Time Complexity: Switch must be exhaustive
O(1)
0
0
Switch must be exhaustive in Swift - Time & Space Complexity
Understanding Time Complexity
We want to see how the time it takes to run a switch statement changes as the number of cases grows.
How does adding more cases affect the work the program does?
Scenario Under Consideration
Analyze the time complexity of the following code snippet.
enum Direction {
case north, south, east, west
}
func move(_ direction: Direction) {
switch direction {
case .north:
print("Moving north")
case .south:
print("Moving south")
case .east:
print("Moving east")
case .west:
print("Moving west")
}
}
This code uses a switch to handle all possible directions in an enum. The switch is exhaustive, covering every case, allowing compiler optimizations.

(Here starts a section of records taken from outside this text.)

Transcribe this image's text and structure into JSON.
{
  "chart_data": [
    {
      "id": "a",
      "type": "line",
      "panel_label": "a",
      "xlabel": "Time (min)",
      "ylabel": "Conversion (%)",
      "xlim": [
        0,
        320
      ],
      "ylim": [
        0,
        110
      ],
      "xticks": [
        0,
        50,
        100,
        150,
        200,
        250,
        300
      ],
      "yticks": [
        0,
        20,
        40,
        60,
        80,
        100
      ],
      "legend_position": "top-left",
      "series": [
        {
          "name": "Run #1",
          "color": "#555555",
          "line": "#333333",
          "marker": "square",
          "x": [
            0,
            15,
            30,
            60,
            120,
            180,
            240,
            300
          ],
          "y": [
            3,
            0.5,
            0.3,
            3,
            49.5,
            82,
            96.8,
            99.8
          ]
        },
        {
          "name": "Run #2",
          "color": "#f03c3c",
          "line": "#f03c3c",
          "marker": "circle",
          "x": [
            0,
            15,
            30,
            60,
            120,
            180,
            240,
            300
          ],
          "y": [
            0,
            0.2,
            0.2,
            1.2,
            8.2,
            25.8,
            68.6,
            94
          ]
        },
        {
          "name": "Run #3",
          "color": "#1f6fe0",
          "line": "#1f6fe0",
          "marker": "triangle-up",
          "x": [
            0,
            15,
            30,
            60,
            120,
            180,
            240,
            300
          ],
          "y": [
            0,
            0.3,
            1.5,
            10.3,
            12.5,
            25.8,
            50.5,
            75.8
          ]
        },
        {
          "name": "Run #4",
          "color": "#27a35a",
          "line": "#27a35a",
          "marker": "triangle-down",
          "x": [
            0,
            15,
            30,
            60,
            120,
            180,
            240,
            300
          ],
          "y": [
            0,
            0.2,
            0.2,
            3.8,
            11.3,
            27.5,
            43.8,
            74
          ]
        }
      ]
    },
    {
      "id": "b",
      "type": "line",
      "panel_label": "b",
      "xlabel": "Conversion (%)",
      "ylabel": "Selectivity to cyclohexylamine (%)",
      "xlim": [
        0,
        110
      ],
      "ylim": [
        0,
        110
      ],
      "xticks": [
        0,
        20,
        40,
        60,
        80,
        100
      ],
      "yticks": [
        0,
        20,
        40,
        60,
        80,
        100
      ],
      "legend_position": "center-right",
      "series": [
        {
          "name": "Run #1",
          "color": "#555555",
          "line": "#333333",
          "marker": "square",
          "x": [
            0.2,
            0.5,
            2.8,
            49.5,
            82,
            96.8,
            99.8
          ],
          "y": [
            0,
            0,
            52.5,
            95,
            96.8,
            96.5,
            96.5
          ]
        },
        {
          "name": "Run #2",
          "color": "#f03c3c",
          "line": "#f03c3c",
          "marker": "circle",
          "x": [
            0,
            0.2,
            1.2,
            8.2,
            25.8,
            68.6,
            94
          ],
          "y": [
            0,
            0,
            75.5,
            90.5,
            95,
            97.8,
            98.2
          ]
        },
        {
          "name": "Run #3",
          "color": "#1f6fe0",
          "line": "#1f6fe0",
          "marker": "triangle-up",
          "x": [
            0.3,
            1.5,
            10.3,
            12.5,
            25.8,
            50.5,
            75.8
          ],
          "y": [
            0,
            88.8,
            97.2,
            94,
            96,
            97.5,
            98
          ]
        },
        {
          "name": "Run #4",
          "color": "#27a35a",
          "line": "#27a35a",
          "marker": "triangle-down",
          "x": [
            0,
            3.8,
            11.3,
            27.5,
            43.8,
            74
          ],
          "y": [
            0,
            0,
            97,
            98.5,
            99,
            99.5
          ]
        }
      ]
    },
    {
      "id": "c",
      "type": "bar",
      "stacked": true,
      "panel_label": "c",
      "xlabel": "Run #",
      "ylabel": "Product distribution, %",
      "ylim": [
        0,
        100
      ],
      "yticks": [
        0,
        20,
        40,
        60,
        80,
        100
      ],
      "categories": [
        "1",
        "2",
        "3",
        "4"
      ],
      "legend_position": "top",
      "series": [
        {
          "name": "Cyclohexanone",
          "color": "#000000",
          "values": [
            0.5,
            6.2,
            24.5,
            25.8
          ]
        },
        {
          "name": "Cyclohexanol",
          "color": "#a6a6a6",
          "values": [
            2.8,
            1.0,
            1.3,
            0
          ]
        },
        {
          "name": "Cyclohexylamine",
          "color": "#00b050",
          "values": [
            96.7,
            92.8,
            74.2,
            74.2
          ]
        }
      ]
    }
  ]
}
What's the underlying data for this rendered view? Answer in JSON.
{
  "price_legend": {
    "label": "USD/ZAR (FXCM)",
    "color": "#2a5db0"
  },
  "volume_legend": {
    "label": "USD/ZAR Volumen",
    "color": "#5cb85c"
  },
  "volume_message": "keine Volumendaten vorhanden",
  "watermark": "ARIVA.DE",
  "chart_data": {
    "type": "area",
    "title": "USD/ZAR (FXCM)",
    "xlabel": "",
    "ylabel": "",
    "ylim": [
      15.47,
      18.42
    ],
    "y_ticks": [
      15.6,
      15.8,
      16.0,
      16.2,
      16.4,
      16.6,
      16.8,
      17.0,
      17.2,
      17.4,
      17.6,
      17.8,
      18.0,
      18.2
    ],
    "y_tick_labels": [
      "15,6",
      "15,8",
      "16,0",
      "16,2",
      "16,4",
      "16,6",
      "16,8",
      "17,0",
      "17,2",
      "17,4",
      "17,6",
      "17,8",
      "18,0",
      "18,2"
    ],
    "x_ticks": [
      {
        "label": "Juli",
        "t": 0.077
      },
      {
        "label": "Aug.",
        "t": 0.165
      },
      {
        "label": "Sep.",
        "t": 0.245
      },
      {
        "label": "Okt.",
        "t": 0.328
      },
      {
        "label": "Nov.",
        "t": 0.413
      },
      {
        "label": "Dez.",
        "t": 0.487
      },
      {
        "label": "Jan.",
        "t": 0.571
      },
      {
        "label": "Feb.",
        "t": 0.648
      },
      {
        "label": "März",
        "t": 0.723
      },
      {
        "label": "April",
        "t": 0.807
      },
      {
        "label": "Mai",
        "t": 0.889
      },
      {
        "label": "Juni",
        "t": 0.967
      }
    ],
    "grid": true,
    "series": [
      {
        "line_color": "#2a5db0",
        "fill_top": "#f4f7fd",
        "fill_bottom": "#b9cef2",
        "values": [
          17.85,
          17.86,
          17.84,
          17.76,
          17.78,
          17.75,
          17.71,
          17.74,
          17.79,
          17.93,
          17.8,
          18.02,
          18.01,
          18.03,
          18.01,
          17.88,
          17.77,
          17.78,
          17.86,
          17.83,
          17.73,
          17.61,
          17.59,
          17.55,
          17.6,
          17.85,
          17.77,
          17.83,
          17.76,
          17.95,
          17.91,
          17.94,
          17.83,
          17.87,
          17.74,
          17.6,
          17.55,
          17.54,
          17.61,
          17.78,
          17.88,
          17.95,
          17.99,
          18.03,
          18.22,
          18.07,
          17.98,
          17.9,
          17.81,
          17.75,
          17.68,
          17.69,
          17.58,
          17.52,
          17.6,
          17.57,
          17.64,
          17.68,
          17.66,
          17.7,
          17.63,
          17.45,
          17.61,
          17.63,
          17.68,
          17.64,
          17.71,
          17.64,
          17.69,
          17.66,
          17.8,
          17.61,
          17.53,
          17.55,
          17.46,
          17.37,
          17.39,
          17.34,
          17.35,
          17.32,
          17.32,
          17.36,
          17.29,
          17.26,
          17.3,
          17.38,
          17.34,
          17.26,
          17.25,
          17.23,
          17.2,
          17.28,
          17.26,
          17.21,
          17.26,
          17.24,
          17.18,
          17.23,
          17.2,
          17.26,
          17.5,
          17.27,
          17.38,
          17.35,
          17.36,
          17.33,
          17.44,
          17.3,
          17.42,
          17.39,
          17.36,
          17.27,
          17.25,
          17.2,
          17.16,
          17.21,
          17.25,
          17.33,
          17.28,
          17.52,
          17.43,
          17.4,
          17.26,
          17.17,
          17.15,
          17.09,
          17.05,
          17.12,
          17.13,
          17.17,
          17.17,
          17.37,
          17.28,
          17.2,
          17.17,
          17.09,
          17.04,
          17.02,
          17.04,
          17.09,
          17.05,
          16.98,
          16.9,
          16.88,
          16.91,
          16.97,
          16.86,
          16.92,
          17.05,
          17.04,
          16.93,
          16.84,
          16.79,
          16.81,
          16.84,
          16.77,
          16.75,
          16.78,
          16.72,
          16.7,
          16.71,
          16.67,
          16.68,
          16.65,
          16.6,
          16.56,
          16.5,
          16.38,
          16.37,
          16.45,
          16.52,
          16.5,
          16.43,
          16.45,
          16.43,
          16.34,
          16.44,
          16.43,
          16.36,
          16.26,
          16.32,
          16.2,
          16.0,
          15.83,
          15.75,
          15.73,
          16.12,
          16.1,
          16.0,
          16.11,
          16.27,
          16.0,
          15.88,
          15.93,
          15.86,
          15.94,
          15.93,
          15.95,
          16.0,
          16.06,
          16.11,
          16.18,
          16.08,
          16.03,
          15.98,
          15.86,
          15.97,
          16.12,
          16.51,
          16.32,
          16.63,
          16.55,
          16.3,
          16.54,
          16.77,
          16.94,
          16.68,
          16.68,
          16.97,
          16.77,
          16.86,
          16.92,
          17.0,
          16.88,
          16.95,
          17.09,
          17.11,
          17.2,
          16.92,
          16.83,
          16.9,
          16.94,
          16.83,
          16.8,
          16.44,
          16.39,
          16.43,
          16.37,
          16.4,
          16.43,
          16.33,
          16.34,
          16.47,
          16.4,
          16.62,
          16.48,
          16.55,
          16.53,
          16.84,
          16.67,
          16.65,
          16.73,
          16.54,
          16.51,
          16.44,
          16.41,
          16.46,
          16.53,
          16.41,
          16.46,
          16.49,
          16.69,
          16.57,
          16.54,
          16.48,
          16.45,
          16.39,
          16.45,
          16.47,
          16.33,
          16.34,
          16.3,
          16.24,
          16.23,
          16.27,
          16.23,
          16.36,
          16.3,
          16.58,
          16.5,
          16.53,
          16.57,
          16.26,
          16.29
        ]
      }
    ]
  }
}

Identify Repeating Operations
Identify the loops, recursion, array traversals that repeat.
- Primary operation: The switch statement dispatches directly to the matching case.
- How many times: Constant time (1 operation), no repetition regardless of cases.
How Execution Grows With Input
Swift compiler optimizes exhaustive switches on enums using jump tables or direct indexing, making execution constant time.
| Input Size (number of cases) | Approx. Operations |
|---|---|
| 4 | 1 operation |
| 10 | 1 operation |
| 100 | 1 operation |
Pattern observation: Operations remain constant, independent of cases.
Final Time Complexity
Time Complexity: O(1)
The time is constant due to compiler optimizations like jump tables for exhaustive enums.
Common Mistake
[X] Wrong: "Switch statements check cases sequentially, so O(n)."
[OK] Correct: Compilers generate efficient code (jump tables, hash tables), not linear scans. Exhaustive switches enable perfect optimization.
Interview Connect
Knowing switch optimizations demonstrates understanding of compiler behavior and efficient code generation.
Self-Check
"What if the switch used a default case instead of listing all cases? How would that affect the time complexity?"